What is a Rate Limiter

A rate limiter is a feature that limits the number of requests allowed over a period of time. This helps prevent server overload and increases the availability of your service. Rate limiters can be implemented through various algorithms.

  • Token Bucket
  • Leaky Bucket
  • Fixed Window Counter
  • Sliding Window Log
  • Sliding Window Counter

We will explain each algorithm with detailed diagrams after this post.

Rate Limiter on the HTTP API server

When implementing a rate limiter on an HTTP API server, the server needs to clearly inform the client when a request has exceeded the limit. This can be implemented using specific HTTP headers along with HTTP response status codes

HTTP Status Code

429 Too Many Requests: This status code indicates that the client has exceeded the number of requests allowed for the specified time. This status code should be used as a response when requests are limited by a rate limiter.

Rate Limiter header

You can use the following HTTP headers to provide information to the client about rate limiting.

  • X-RateLimit-Limit: The maximum number of requests allowed (usually within a certain amount of time).
  • X-RateLimit-Remaining: The remaining number of requests a client can make in a given amount of time.
  • X-RateLimit-Reset: The time at which the Rate Limit is reset (usually given in epoch time).

These are not necessarily rules to follow, but they are conventionally used and many places (Twitter, Google, Facebook, etc…) give these status codes and header response values when implementing Rate Limiter, so I think it’s a good idea to follow them if you implement Rate Limiter.

Rate Limiter Targets

Defining a target is an important consideration when implementing a Rate Limiter.

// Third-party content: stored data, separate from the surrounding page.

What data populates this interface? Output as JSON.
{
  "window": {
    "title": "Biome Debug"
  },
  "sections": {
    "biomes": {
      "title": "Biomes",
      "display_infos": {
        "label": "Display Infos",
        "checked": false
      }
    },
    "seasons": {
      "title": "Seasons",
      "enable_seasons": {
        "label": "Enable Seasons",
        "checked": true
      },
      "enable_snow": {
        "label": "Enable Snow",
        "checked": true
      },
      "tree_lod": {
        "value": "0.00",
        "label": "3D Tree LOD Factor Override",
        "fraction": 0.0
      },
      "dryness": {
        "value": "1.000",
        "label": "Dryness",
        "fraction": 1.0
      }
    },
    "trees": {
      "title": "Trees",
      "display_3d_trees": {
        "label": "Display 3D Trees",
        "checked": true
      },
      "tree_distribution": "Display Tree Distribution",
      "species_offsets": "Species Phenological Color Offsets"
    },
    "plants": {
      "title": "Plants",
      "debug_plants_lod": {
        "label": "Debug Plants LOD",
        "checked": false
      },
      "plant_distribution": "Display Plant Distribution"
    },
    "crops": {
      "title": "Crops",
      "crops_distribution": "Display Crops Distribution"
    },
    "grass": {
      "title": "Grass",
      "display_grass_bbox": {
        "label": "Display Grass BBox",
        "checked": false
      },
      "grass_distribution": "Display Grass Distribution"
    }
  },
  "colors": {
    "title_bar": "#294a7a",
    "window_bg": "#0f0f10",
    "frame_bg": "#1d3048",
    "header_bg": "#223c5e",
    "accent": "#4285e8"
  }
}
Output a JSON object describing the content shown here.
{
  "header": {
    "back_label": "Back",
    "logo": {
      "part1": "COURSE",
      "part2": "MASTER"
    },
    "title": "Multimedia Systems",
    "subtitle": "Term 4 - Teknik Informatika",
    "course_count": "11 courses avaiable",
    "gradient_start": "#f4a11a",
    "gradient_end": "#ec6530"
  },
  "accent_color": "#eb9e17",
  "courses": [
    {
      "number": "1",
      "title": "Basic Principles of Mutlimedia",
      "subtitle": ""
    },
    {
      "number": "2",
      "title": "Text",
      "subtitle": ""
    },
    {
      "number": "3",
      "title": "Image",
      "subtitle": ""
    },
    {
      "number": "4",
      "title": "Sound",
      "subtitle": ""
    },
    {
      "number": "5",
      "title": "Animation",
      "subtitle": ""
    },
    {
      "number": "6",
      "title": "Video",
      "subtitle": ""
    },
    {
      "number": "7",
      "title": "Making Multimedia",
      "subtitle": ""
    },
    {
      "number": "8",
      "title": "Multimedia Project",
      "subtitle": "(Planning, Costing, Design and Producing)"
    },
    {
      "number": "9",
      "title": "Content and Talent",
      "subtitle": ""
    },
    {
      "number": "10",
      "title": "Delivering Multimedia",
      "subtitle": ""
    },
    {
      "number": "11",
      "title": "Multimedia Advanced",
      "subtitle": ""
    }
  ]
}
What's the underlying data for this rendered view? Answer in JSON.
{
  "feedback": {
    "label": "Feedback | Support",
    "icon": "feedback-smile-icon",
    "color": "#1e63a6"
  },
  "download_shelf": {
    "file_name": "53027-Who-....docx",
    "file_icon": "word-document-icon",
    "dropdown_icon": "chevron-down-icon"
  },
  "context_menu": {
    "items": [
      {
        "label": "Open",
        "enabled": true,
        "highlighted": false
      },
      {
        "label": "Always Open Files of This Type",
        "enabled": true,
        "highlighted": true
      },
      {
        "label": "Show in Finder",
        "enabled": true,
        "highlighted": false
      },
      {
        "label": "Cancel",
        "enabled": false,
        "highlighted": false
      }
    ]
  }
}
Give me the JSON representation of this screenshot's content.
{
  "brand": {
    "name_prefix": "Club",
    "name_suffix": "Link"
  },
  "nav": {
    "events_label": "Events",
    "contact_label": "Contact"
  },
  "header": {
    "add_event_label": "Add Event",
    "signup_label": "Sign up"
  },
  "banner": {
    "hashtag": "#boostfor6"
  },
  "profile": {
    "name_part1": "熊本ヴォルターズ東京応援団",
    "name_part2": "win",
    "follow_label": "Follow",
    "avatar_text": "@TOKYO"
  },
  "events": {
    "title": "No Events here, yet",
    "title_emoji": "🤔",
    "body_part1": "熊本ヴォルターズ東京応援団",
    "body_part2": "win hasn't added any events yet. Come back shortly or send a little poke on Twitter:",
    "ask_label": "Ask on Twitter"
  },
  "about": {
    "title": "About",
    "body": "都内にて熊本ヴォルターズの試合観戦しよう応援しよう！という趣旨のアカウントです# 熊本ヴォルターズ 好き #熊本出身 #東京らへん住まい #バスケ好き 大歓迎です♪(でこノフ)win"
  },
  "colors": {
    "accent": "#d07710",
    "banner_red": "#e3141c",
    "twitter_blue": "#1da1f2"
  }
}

A target is the range or unit to which a rate limiter is applied, which can vary depending on the nature of your service, infrastructure, and the nature of the resources you want to protect.

IP address

IP address-based rate limiting is one of the most common forms of rate limiting. By limiting the number of requests coming from a specific IP address, this approach prevents excessive requests for a service from a single user or network. This is useful for protecting your service from server attacks (e.g., DDoS attacks).

User accounts

User-based rate limiting limits the number of requests for a specific user account. This is effective when the service can track requests based on personal user identification information (e.g., user ID, API key). User-based limiting is useful when you want to set different levels of service usage, such as for paid/free subscription plans.

Application/Service

It is also possible to restrict requests to specific applications or services. For example, you can identify each application via an API key and limit the number of requests by that key. This is useful when a service is used by multiple applications, and you want to manage each application’s usage fairly.

Endpoints

This is how you limit the number of requests for a specific API endpoint or resource within your service. Some API endpoints may consume more server resources than others, so you may want to set stricter request limits for those endpoints.

Region/Country

You can also limit requests by region or country. This can be used to manage excessive traffic from certain regions, or to optimize the user experience by region.

Summary

We’ve covered what a rate limiter is, why you need one, and what you need to consider. I think it’s a feature you’ll have to consider at some point when running a server in production, and there are a variety of algorithms for implementing it. In the next post, we’ll dive deeper into the different algorithms that can be used to implement a rate limiter.